The Literary Canon on Jeopardy!

Critics of the literary canon like John Guillory have long argued that the works and authors in the canon change across cultural space and time. As a result, they cannot ever be comprehensively listed. Yet, if any written list is always already incomplete, there nevertheless exist influential proxies for important dimensions of canonicity that do list canonical authors and works. The contents of literature anthologies that lay claim to national, formal, or cultural representativeness, such as Norton’s various anthologies, are one key example. This essay argues that the literary references—and, crucially, price signals—from the quiz show Jeopardy! offer a unique proxy for literary canonicity over the preceding forty years.

Pierre Bourdieu famously identified multiple axes of canonicity, roughly corresponding to the extent of a work or author’s consecration by 1) the market and 2) sociocultural elites. Jeopardy! provides evidence for canonicity on both of Bourdieu’s axes: On the one hand, it is a popular gameshow for a large (and surprisingly diverse) Anglophone television audience, which corresponds with the market. On the other, price signals surrounding specific questions—the round in which a question was asked, its dollar value, etc.—correspond to question writers’ subjective probabilities that gameshow participants would correctly answer a given question. Put another way, price signals represent estimates of how well-known or obscure a particular question about a particular text is, a clear signal of consecration since Jeopardy! does not privilege obscurity as an end in itself.

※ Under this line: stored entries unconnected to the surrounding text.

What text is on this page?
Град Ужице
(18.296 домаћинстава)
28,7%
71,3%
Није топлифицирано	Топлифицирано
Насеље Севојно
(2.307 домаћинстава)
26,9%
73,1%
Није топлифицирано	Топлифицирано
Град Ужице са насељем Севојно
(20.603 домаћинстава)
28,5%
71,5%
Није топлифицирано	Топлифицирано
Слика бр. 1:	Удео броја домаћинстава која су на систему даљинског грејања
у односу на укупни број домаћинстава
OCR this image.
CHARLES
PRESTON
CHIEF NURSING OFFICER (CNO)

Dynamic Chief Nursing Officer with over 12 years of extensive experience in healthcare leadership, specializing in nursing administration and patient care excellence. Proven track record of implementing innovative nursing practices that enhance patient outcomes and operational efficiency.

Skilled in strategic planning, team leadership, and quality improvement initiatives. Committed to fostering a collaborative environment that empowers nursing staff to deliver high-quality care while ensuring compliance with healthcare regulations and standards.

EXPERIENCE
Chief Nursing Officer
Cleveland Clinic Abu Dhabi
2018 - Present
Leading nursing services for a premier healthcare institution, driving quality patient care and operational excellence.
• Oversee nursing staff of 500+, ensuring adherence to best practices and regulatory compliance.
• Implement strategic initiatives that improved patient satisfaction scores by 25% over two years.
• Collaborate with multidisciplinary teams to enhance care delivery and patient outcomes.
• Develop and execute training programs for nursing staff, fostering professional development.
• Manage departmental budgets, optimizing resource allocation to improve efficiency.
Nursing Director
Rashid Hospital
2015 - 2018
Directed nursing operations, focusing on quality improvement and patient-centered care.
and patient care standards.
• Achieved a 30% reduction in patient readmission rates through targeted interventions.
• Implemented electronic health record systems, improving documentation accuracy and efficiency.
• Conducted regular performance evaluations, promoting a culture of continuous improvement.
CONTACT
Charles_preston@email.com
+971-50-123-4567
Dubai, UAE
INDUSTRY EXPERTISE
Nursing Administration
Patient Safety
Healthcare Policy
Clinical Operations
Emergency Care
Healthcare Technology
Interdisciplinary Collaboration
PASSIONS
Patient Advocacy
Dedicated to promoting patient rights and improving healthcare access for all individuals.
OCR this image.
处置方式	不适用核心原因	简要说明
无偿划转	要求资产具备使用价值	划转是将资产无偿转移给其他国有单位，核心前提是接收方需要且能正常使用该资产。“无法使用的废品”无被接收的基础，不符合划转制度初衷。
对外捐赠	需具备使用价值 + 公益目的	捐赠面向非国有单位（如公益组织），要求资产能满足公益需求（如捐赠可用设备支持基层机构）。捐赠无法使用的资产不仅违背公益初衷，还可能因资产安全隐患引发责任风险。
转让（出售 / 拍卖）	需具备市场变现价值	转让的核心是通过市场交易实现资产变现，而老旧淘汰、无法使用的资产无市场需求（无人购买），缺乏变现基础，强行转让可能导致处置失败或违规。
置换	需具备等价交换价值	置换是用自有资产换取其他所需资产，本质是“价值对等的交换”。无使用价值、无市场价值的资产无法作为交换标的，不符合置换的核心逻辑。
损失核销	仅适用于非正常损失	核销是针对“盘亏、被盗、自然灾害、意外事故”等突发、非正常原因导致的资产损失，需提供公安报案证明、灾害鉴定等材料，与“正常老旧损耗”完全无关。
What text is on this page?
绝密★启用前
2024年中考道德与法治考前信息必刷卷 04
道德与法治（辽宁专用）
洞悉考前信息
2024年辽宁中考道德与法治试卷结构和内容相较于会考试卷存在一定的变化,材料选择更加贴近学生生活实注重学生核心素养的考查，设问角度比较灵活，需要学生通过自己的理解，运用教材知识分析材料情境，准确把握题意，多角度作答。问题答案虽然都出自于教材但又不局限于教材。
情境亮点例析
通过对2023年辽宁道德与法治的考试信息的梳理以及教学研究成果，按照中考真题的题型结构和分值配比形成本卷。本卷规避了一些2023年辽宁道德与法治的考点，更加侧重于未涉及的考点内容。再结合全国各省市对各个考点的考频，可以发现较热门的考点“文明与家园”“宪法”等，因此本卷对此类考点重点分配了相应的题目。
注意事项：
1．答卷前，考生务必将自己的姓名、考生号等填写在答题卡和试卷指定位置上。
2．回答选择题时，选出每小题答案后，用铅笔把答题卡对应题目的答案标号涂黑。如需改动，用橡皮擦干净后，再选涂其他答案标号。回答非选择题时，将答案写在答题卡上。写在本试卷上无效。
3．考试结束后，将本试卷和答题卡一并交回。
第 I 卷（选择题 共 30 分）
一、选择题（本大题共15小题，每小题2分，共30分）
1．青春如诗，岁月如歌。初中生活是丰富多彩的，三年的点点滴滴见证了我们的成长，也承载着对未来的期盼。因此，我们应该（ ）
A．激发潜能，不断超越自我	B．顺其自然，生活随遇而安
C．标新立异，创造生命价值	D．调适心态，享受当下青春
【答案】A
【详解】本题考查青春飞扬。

Using LLMs, this essay 1) identifies which ~70,000 (~15%) of the ~524,000 questions asked on Jeopardy! (and documented in an online archive of the show) between 1984 and 2023 reference literature, 2) identifies specific authors, texts, literary forms, and other literary features referenced in those questions, and 3) uses question rounds and dollar values to weight the significance of a given reference to an author, work, or form: low value first round questions signal commoner knowledge than later round higher value questions, which signal relatively specialized knowledge.